Le patronat exige en effet une main d’œuvre de plus en plus flexible et « mobile », le permis de conduire étant ainsi devenu une condition pratiquement sine qua non pour décrocher un emploi. Dans sa course au profit, le capital réorganise constamment les lieux de production et de travail. Résultat : sur 100 travailleurs qui se rendent au boulot, 73 le font en voiture, et seulement 14 en transports publics (train, tram, bus) ; 7 en vélo et 4 à pied. Les distances parcourues entre le domicile et le lieu de travail ont considérablement augmenté : le nombre total de kilomètres effectués par tous les véhicules était de 48 milliards de Km en 1980, il a pratiquement doublé pour atteindre 93,08 milliards de Km en 2003.

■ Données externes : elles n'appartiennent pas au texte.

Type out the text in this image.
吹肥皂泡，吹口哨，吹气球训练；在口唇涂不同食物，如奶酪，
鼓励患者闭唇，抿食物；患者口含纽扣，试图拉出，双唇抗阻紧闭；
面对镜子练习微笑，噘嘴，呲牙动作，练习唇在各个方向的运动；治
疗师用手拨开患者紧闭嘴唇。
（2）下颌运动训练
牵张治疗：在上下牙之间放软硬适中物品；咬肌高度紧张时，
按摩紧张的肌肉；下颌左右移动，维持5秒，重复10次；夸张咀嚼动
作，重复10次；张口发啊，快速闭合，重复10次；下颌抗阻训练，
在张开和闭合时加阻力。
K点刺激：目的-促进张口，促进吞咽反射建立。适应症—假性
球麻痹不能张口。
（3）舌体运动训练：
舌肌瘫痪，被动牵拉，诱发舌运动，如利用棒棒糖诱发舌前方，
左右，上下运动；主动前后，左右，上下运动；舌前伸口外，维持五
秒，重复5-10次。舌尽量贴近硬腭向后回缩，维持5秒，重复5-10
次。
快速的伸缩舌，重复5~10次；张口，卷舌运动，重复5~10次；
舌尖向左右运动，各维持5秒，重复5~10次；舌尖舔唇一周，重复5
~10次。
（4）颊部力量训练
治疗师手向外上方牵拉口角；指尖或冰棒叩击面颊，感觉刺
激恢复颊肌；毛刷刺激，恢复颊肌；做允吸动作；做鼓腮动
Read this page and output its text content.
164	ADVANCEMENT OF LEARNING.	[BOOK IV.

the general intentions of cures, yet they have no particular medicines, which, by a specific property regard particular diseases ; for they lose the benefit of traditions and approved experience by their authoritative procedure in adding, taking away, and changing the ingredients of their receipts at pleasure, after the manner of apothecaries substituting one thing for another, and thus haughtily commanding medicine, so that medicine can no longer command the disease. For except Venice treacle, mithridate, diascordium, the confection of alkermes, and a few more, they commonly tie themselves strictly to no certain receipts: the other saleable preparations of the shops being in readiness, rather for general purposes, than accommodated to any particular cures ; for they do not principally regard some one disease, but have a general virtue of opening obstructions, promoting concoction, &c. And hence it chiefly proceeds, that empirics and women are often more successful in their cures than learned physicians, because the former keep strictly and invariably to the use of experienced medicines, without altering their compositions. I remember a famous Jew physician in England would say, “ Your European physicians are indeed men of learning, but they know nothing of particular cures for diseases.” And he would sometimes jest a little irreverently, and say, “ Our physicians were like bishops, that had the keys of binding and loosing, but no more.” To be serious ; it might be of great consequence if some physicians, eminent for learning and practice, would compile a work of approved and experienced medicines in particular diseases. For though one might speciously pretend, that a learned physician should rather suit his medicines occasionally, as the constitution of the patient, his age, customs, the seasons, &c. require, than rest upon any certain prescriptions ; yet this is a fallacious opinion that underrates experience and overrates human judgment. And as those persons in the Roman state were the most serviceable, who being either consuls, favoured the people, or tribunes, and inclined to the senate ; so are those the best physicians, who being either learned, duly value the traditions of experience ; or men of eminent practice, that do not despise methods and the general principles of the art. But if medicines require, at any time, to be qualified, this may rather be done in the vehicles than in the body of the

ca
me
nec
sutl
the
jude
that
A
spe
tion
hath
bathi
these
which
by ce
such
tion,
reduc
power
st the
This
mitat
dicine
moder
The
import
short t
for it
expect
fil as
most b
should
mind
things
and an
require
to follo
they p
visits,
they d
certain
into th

Le modèle néolibéral de production et de distribution (le « just-in-time » impliquant que les stocks des entreprises doivent êtres constamment en circulation) est également la cause principale de l’explosion du transport routier de marchandises. Depuis les années ’70, le réseau routier s’est accru de 50% et le transport de marchandises à été multiplié par 4. Mais la répartition de ce dernier s’est constamment fait au détriment des transports moins polluants : en 1970, le transport routier représentait 63% du total, contre 37% pour le transport par voie ferrée. En 2002, les proportions étaient de 87% pour la route et seulement 13% pour le rail. Le transport fluvial, quant à lui, est passé depuis les années ’70 de 7.100 millions de tonnes/Km à 6.104 millions de tonnes/Km aujourd’hui.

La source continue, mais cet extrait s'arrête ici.